Project note: This article is a public summary of implementation learning from an antimicrobial stewardship pilot conducted in selected public hospitals in Bangladesh. The full academic analysis is under development for peer-reviewed publication.
Antibiotics save lives. But when they are used too often, too broadly, or without enough diagnostic support, they can make future infections harder to treat. This is the challenge of antimicrobial resistance, or AMR. In Bangladesh, where many hospitals manage high patient loads with limited laboratory capacity and medicine supply constraints, improving antibiotic use is both urgent and practical.
To help address this challenge, the Communicable Disease Control (CDC) unit of the Directorate General of Health Services (DGHS), with support from World Health Organization (WHO) Bangladesh, ARK Foundation piloted an Antimicrobial Stewardship initiative in six public hospitals across Cumilla and Dinajpur. The pilot covered three levels of care: Upazila Health Complexes, District/General Hospitals, and Medical College Hospitals.
The purpose was to test whether practical, facility-owned stewardship actions could be introduced into routine public hospital services to support safer and more rational antibiotic use.
A practical package for busy hospitals
Antimicrobial stewardship, often called AMS, means supporting health workers to use antibiotics responsibly. It is not about withholding treatment from patients who need it. It is about helping clinicians choose the right antibiotic, at the right dose, for the right duration, with review when more information becomes available.
The pilot introduced a simple, facility-based AMS package designed for real hospital settings. AMS committees were established in all participating hospitals, bringing together hospital leaders, clinicians, pharmacists, nurses, laboratory staff, and other relevant teams to review antibiotic use and discuss practical actions.
Health workers received hands-on training on antimicrobial stewardship, standard treatment guidelines, infection prevention and control, and rational antibiotic use. National standard treatment guidelines were promoted to support more consistent clinical decision-making.
One of the main activities was prescription survey and feedback. Project teams and facility staff reviewed antibiotic prescriptions and discussed findings with clinical teams in a supportive, non-punitive way. This helped create space for honest discussion and practical improvement.
The pilot also introduced facility-level controls for selected antibiotics, including restriction and preauthorization steps for higher-risk medicines. Information, education, and communication materials were displayed in wards and staff areas as reminders of stewardship principles. Project Research Physicians supported regular follow-up, helped facilities track prescribing patterns, and provided on-the-job mentoring.
What the pilot showed
The pilot demonstrated that antimicrobial stewardship can be introduced in public hospitals using simple tools, local ownership, and regular feedback.
Across the participating hospitals, the proportion of inpatients receiving antibiotics fell from nearly three-quarters at baseline to about three-fifths by the end of the pilot. The strongest improvements were seen in secondary-level hospitals, while tertiary hospitals showed more modest change, reflecting heavier patient loads, more complex cases, and greater pressure on hospital systems.
The findings also showed that reducing total antibiotic use is only part of the story. The share of broad-spectrum Watch-category antibiotics increased during the pilot period, pointing to a major system issue: hospitals need reliable availability of recommended Access-category antibiotics if clinicians are expected to follow standard treatment guidance.

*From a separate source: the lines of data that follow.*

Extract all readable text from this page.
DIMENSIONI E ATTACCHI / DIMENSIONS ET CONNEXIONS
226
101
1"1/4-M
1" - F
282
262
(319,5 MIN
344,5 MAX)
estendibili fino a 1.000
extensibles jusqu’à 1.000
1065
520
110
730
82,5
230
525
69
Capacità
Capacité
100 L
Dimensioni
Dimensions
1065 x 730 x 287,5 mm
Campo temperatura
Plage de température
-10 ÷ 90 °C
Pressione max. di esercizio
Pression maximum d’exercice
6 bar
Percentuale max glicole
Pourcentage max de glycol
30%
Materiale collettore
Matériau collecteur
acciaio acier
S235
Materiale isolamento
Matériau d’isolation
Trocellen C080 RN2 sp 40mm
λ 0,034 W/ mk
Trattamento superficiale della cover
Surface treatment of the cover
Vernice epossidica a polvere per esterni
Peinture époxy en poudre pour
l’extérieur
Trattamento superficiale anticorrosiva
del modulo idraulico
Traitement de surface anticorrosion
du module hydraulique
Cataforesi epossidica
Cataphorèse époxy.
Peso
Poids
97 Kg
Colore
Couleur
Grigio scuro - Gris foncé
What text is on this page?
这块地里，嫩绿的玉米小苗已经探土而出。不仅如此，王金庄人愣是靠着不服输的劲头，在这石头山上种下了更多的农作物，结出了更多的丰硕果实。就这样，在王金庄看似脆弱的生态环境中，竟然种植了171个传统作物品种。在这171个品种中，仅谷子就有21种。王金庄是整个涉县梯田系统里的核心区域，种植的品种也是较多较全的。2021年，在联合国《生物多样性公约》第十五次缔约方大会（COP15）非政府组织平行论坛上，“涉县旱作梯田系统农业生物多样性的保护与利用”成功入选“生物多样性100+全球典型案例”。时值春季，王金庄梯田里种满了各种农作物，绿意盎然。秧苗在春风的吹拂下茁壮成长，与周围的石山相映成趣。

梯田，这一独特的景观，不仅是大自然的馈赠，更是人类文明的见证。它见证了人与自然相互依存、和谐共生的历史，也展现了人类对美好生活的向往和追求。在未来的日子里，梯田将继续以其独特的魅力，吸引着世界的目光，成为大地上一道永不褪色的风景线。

Diagnostic capacity was another major constraint. Culture and sensitivity testing remained limited, making it difficult for clinicians to shift from empirical treatment to more targeted therapy. This shows that antimicrobial stewardship cannot succeed through prescription review alone. It must be supported by better laboratory services, stronger infection prevention and control, reliable medicine supply, and routine use of prescribing data.
The way forward
Bangladesh already has national policy direction on AMR and antimicrobial stewardship. The challenge is turning policy into daily practice inside hospitals. This pilot helped show what that can look like.
Future scale-up should focus on keeping AMS committees active, continuing prescription survey and feedback, strengthening standard treatment guideline use, and ensuring that recommended Access-category antibiotics are available in hospital stores. Laboratory capacity, especially culture and sensitivity testing, also needs to be strengthened so clinicians can make more targeted treatment decisions.
Antimicrobial stewardship is not a one-time training, a committee formed on paper, or a poster on a wall. It is a hospital habit. This pilot showed that the habit can begin, even in busy public hospitals, when teams have practical tools, supportive feedback, and institutional commitment.